The moons, Nix and Hydra, are visible in a series of images taken by the New Horizons spacecraft at distances ranging from about 201 million kilometres to 186 million kilometres.
The long-exposure images offer New Horizons' best view yet of these two small moons circling Pluto - the dwarf planet that professor Clyde Tombaugh discovered at Lowell Observatory in Flagstaff, Arizona February 18, 1930.
"Tombaugh's discovery of Pluto heralded the discovery of the Kuiper Belt and a new class of planet. The New Horizons team salutes his historic accomplishment," said Alan Stern, New Horizons principal investigator from the Southwest Research Institute, Boulder, Colorado.

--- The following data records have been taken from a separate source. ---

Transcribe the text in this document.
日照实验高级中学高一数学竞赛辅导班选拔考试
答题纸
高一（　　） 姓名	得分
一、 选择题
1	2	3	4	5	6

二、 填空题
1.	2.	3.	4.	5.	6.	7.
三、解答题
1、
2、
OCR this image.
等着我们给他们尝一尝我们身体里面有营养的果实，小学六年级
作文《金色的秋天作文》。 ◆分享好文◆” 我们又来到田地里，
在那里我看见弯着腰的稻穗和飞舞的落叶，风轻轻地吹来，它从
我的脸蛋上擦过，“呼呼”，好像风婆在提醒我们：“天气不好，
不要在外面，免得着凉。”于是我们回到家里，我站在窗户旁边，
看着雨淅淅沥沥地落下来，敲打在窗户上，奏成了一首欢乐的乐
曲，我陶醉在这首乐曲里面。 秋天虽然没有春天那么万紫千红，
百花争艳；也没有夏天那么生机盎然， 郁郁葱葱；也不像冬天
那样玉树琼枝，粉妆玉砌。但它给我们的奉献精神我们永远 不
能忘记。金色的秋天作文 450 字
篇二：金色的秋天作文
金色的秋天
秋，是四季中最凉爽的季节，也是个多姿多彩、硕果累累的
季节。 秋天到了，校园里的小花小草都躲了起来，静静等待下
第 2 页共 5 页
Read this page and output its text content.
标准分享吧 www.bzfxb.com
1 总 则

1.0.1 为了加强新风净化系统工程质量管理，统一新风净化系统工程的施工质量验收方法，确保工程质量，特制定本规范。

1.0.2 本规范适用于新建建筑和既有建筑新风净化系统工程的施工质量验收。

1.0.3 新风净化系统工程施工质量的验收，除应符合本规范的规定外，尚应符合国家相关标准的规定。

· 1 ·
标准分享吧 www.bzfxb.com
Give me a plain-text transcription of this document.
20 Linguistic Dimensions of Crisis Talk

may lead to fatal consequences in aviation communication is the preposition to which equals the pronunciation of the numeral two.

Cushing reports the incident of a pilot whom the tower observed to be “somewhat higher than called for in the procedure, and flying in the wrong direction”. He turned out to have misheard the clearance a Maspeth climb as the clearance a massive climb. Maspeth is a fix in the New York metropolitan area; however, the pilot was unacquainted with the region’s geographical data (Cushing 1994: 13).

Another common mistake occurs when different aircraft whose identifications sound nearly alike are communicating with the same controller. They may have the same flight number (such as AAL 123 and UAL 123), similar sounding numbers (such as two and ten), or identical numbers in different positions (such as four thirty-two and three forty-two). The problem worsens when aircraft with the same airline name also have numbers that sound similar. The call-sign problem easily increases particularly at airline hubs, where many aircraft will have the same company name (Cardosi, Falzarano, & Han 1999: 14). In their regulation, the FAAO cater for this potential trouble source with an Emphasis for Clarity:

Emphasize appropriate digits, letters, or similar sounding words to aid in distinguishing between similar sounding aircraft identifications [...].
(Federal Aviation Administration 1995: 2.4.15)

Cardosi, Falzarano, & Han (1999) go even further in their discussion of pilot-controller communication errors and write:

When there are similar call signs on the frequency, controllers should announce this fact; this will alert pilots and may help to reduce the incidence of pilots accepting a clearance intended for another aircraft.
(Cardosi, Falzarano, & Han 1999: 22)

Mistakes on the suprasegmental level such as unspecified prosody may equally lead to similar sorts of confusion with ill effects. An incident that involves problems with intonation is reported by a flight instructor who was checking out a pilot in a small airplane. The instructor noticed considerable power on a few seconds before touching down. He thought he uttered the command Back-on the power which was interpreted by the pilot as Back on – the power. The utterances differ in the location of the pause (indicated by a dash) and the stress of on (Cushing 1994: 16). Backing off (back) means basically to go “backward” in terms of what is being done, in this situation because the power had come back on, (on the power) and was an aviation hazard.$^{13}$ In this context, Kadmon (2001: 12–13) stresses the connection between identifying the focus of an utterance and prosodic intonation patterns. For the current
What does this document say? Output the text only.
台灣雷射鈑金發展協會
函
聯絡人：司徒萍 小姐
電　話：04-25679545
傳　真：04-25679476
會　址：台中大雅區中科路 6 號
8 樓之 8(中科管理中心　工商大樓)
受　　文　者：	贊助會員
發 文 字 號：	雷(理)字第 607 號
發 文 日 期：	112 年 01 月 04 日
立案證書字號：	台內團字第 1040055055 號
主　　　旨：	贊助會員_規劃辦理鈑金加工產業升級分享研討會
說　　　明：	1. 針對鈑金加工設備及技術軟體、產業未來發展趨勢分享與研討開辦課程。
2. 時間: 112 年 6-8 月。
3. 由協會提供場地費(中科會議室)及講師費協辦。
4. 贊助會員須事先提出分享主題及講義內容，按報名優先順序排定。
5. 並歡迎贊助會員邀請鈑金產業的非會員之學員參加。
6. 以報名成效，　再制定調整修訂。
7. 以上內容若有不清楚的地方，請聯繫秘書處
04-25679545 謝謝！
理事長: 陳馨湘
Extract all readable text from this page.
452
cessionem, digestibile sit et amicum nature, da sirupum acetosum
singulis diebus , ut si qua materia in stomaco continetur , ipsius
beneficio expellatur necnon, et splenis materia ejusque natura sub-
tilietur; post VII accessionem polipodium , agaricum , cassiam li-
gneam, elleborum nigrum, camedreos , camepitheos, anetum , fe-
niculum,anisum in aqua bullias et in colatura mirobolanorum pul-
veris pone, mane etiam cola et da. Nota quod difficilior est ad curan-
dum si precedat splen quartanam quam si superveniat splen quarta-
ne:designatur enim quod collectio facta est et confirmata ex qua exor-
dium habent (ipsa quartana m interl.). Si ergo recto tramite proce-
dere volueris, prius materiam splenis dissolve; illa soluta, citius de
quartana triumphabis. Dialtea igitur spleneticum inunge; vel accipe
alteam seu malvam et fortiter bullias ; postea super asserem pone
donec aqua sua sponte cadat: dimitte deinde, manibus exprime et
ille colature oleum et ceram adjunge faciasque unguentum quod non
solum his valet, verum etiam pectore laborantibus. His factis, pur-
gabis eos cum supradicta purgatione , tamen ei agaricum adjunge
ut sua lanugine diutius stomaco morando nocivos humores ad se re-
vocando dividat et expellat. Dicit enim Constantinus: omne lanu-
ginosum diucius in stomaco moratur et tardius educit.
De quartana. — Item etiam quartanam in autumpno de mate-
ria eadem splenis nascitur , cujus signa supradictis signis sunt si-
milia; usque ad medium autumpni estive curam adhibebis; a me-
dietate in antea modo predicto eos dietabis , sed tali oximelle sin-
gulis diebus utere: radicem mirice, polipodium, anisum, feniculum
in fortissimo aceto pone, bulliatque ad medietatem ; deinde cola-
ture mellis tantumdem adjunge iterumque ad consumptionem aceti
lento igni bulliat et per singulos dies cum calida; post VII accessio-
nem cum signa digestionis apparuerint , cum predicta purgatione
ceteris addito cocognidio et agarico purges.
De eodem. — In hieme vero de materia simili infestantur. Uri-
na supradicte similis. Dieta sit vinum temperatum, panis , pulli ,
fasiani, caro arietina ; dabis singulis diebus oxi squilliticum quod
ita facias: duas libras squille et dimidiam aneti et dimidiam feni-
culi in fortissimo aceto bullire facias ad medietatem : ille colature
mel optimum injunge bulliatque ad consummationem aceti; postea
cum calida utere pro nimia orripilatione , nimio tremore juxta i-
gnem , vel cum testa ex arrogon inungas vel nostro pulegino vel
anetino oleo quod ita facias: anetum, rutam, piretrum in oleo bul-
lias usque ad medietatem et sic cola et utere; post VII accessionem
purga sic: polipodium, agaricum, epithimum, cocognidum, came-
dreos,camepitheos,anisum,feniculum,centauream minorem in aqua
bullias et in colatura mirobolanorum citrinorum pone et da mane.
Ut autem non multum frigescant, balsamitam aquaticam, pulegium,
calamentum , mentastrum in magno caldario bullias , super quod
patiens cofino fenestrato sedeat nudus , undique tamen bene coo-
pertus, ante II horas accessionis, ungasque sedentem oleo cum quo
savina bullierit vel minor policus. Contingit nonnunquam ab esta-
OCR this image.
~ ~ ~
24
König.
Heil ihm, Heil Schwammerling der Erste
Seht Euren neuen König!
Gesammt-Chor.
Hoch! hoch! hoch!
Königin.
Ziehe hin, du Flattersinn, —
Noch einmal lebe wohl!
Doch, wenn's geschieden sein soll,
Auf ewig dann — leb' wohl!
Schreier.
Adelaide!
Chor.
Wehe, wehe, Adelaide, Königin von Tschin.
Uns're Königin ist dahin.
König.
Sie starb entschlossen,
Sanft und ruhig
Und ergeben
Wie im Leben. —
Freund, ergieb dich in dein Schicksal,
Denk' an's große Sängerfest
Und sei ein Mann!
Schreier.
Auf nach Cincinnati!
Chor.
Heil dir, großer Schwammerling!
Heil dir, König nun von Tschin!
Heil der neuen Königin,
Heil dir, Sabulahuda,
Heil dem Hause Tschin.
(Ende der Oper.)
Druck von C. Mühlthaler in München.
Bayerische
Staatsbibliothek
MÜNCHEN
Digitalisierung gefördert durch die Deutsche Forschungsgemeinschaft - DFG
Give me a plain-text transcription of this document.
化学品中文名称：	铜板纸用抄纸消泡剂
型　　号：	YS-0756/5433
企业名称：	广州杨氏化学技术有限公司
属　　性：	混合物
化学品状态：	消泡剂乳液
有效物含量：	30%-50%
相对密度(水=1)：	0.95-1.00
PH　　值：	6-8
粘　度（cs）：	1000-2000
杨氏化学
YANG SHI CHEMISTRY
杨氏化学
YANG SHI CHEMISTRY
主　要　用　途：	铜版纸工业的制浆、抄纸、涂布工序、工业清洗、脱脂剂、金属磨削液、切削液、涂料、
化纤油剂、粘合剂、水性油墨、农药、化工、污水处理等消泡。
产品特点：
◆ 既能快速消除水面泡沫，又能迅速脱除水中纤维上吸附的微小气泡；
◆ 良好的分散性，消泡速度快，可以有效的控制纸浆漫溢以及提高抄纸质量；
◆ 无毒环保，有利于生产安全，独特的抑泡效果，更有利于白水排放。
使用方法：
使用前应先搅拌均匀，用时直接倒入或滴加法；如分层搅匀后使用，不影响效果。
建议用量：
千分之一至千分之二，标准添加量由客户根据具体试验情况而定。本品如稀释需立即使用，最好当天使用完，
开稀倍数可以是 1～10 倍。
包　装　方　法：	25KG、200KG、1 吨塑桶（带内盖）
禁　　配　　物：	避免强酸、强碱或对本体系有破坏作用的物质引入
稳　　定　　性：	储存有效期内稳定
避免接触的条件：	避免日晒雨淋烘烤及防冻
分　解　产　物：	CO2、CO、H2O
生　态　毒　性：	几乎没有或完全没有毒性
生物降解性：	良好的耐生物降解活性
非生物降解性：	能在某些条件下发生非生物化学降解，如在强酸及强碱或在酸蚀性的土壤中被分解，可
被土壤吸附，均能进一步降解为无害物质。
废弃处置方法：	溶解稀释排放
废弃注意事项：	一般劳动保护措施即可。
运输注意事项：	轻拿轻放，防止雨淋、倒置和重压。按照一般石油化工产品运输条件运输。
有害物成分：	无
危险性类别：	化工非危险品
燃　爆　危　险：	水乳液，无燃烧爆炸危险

Assembled into a seven-frame movie, the new images provide the spacecraft's first extended look at Hydra (identified by a yellow diamond) and its first-ever view of Nix (orange diamond).
"It's thrilling to watch the details of the Pluto system emerge as we close the distance to the spacecraft's July 14 encounter," added New Horizons science team member John Spencer, also from the Southwest Research Institute.
The first good view of Nix and Hydra marks another major milestone and a perfect way to celebrate the anniversary of Pluto's discovery, he noted.
Nix and Hydra were discovered by New Horizons team members in Hubble Space Telescope images taken in 2005.
Hydra, Pluto's outermost known moon, orbits Pluto every 38 days at a distance of approximately 64,700km while Nix orbits every 25 days at a distance of 48,700km.
Each moon is probably between approximately 40km and 150km in diameter but scientists will not know their sizes more precisely until New Horizons obtains close-up pictures of both of them in July.
Pluto's two other small moons, Styx and Kerberos, are still smaller and too faint to be seen by New Horizons at its current range to Pluto.